Louis Pasteur was a great scientist who not only made significant achievements in the field of microbiology but also invented a food preservation method that is still widely used today—the process of pasteurization (巴氏杀菌法).
In the mid-19th century, Pasteur noticed that wine and beer often turned sour during production, causing substantial economic losses for the brewing industry (酿酒行业). At that time, brewers did not understand the specific reasons why alcoholic drinks would turn sour.
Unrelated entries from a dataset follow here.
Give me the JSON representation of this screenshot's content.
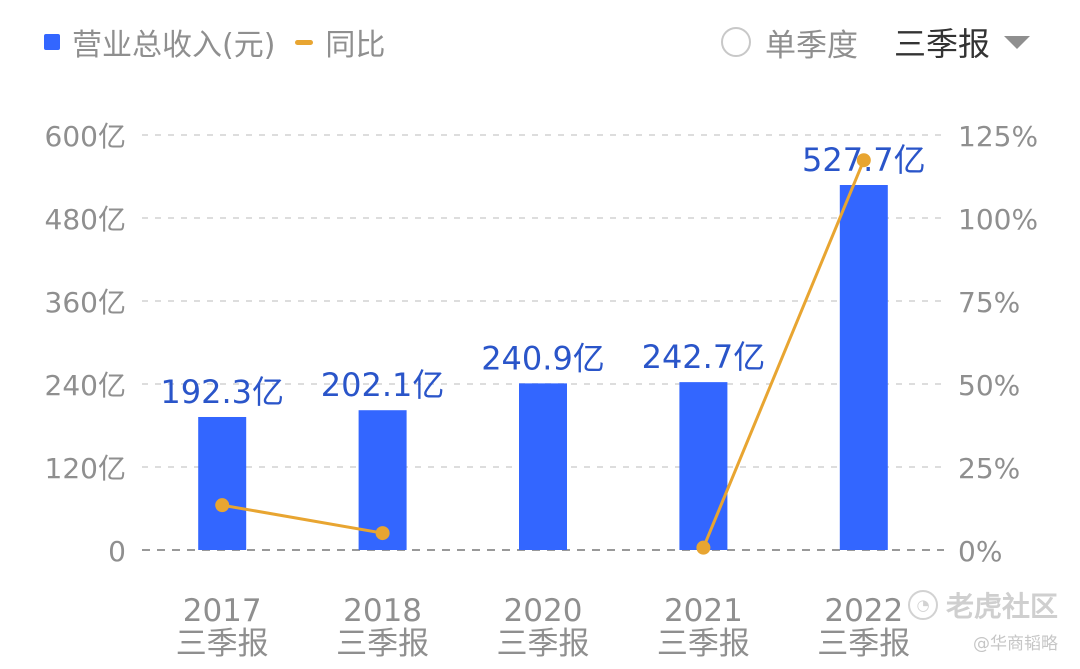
{
  "legend": {
    "revenue_label": "营业总收入(元)",
    "yoy_label": "同比"
  },
  "controls": {
    "single_quarter_label": "单季度",
    "period_selected": "三季报"
  },
  "watermark": {
    "main": "老虎社区",
    "sub": "@华商韬略"
  },
  "colors": {
    "bar": "#3366ff",
    "line": "#e8a531",
    "value_label": "#2a55c9",
    "axis_text": "#8f8f8f",
    "grid": "#dddddd"
  },
  "chart_data": {
    "type": "bar",
    "categories": [
      "2017\n三季报",
      "2018\n三季报",
      "2020\n三季报",
      "2021\n三季报",
      "2022\n三季报"
    ],
    "series": [
      {
        "name": "营业总收入(元)",
        "type": "bar",
        "axis": "left",
        "unit": "亿",
        "values": [
          192.3,
          202.1,
          240.9,
          242.7,
          527.7
        ],
        "labels": [
          "192.3亿",
          "202.1亿",
          "240.9亿",
          "242.7亿",
          "527.7亿"
        ]
      },
      {
        "name": "同比",
        "type": "line",
        "axis": "right",
        "unit": "%",
        "values": [
          13.5,
          5.1,
          null,
          0.7,
          117.4
        ]
      }
    ],
    "y_left": {
      "ylim": [
        0,
        600
      ],
      "ticks": [
        "0",
        "120亿",
        "240亿",
        "360亿",
        "480亿",
        "600亿"
      ]
    },
    "y_right": {
      "ylim": [
        0,
        125
      ],
      "ticks": [
        "0%",
        "25%",
        "50%",
        "75%",
        "100%",
        "125%"
      ]
    },
    "grid": true,
    "legend": "top-left"
  }
}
Pasteur began conducting a series of experiments to determine the cause of the souring of alcoholic drinks. He discovered that the souring was due to microorganisms in the air entering the drinks. These microorganisms would multiply in the drinks, causing them to go bad.
To prove that microorganisms were not generated on their own but came from pre-existing microorganisms, Pasteur designed a famous experiment known as the swan neck flask (鹅颈瓶) experiment. He attached a curved glass tube to a bottle containing soup. The soup was exposed to air, but microorganisms in the air could not directly enter the soup. This experiment demonstrated that soup without microorganisms would not go bad.
Based on these findings, Pasteur began searching for a method to kill the microorganisms in wine while preserving its quality. He discovered that by heating the wine to a certain temperature and maintaining it for a period, he could kill the microorganisms without destroying the flavor of wine. This method later became known as pasteurization.
Pasteurization was quickly adopted by the brewing industry and rapidly spread to other food and beverage industries. This method not only extended the she lf life of foods but also improved food safety.
The invention of pasteurization had a profound impact on the food industry. Even today, pasteurization is widely used in the production of milk, juice, and other foods, helping to reduce the risk of food-related illnesses.